Quando la vita ti passa davanti agli occhi, come nei traslochi, è tempo di mettere via i ricordi come nei traslochi.
(Snooze) Lo sguardo fisso alla parete, come svuotato, come se guardassi al di là del muro cose che nessuno vede. Braccia strette in grembo, i pugni contratti e il mento sfiora leggermente il petto mentre silenziosamente piangi. Il tuo corpo perfetto può tutto tranne quello che il cuore gli comanda, l'ha detto quel dottore giovane distrutto:"Lei non potrà avere figli." È questa la tua condanna. Prima tra i tuoi fratelli, il tuo petto scalda, consola, non tutte son portate a far da mamma, non tutte sanno accudire l'ansia, quella stretta vigorosa e la tua voce melodiosa che sussurra sortilegi per scacciarla. Baci sulle guance come manna anche per i cuori aridi. Tu quieti gli animi con la tua calma, i tuoi gesti, i tuoi occhi, i tuoi fianchi e la tua pancia. Ti sei fatta fretta e sei cresciuta al volo, ma i ricordi non li puoi creare dopo — artefatti come una lomo. Metti filtri colorati al tuo passato e speri che funzionino? Io non credo proprio. Io so che passerai i tuoi drammi, li hai già passati, forte come pietra di montagna mentre metti a nanna i tuoi bambini, li hai adottati e che cambia? Ti insegnano a guarire quanto tu a loro a vivere, e tanto basta.

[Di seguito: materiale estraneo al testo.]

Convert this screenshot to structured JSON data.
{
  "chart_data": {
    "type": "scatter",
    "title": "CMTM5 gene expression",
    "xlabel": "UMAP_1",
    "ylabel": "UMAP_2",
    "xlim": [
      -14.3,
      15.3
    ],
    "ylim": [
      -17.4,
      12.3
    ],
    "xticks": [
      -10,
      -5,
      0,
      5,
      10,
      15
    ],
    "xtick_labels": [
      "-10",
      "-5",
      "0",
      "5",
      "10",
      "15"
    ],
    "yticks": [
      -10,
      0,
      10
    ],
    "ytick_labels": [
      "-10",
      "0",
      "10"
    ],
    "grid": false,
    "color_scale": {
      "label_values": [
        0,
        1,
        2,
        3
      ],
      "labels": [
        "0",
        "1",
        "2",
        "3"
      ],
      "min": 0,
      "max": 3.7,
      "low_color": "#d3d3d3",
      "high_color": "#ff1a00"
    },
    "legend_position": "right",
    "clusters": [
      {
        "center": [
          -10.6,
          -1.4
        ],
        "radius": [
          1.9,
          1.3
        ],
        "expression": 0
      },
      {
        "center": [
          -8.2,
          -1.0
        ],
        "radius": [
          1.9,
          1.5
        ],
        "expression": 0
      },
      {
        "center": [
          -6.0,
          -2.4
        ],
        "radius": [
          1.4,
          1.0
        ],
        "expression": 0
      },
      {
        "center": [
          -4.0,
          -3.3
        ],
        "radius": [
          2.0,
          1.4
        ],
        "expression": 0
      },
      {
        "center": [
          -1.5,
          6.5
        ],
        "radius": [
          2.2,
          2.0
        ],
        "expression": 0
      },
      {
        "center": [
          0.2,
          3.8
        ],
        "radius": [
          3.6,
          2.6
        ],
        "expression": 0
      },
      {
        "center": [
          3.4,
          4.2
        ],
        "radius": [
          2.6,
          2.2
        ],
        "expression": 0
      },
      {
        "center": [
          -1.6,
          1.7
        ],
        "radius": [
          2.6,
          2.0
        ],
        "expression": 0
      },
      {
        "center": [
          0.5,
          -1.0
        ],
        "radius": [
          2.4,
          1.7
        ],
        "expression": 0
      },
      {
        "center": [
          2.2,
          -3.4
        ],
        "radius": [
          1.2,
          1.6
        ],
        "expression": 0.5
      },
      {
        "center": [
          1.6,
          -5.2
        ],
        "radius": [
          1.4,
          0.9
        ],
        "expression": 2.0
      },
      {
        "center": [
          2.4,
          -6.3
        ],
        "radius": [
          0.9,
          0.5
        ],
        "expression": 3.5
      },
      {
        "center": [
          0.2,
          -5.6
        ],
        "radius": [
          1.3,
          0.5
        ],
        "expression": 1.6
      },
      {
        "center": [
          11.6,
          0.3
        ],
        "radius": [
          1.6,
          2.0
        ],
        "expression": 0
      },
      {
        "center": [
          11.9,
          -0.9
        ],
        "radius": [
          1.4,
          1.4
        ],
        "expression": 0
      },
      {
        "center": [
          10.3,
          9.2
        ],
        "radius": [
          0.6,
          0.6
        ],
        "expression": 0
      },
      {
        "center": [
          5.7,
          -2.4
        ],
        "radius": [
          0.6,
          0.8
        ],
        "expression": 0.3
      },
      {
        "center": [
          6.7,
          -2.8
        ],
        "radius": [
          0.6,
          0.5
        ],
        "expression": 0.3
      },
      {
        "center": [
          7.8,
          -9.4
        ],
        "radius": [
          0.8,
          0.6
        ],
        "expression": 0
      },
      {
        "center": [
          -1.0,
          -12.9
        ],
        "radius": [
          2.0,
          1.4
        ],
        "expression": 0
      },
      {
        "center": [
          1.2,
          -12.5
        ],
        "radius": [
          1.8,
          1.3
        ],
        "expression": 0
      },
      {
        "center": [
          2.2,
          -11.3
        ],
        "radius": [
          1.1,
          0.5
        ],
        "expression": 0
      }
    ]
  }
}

Quando la vita ti passa davanti agli occhi, come nei traslochi, è tempo di mettere via i ricordi come nei traslochi. Sai che qualcosa andrà perso, come nei traslochi, ma quel che conta te lo tieni stretto come nei traslochi.
(Clark Nova) Negli occhi ha il sole di Siviglia e il vento azul di Tarifa. Segue la vita che sfila dall'alto di una collina. Fianchi larghi, seni gonfi, occhi grandi come i sogni, nella testa ha ancora i calli legati a certi ricordi. Sul tavolo in cucina, tra conti e bollette, ha racconti, fototessere e appunti ancora da leggere. Una scuola da finire per un futuro vero. ora che nastri d'argento iniziano a macchiare il nero. Ha fatto tutto da sola, tutto bene, meglio che poteva, e nonostante tutto sua mamma non ci credeva:"Se la vita è una sfida, lo vedi come l'hai presa? Troppo alla leggera." — Nessuno sa se la sera piangeva. Pensa a quei giorni, tra sconti e scontrini, casalinghe annoiate e le mastercard dei mariti, consigli per gli acquisti e rapidi cambi d'abiti, tra capi Sisley e casi da psicanalisi. Chissà se il presente è il futuro che immaginava: non ha preso casa e non si è ancora sposata, ma ha piedi di piombo, cuore d'oro e alma gitana, non serve giurarlo a Dio che quello è l'uomo che ama. Scaccia le ombre dalla fronte, come ciocche con le nocche. Donna forte guarda oltre e sa che saranno pronte, se hanno il sole di Siviglia e il vento di Tarifa, in braccio dondola la vita stringendo la sua bambina.
Sai che c'è? Un giorno, che mi piaccia o meno, mi metterò a contare i segni sulla faccia che la vita lascia come inchiostro nero sulla carta, ogni frego narra una storia dopo l'altra, di gloria o di disfatta.
e Se quel giorno riuscirò a guardarmi indietro, senza rimpianti e ipocrisie su chi ero, poi per davvero, non temerò confronti, e spogliato dei miei sogni, sarò solo io, io per davvero.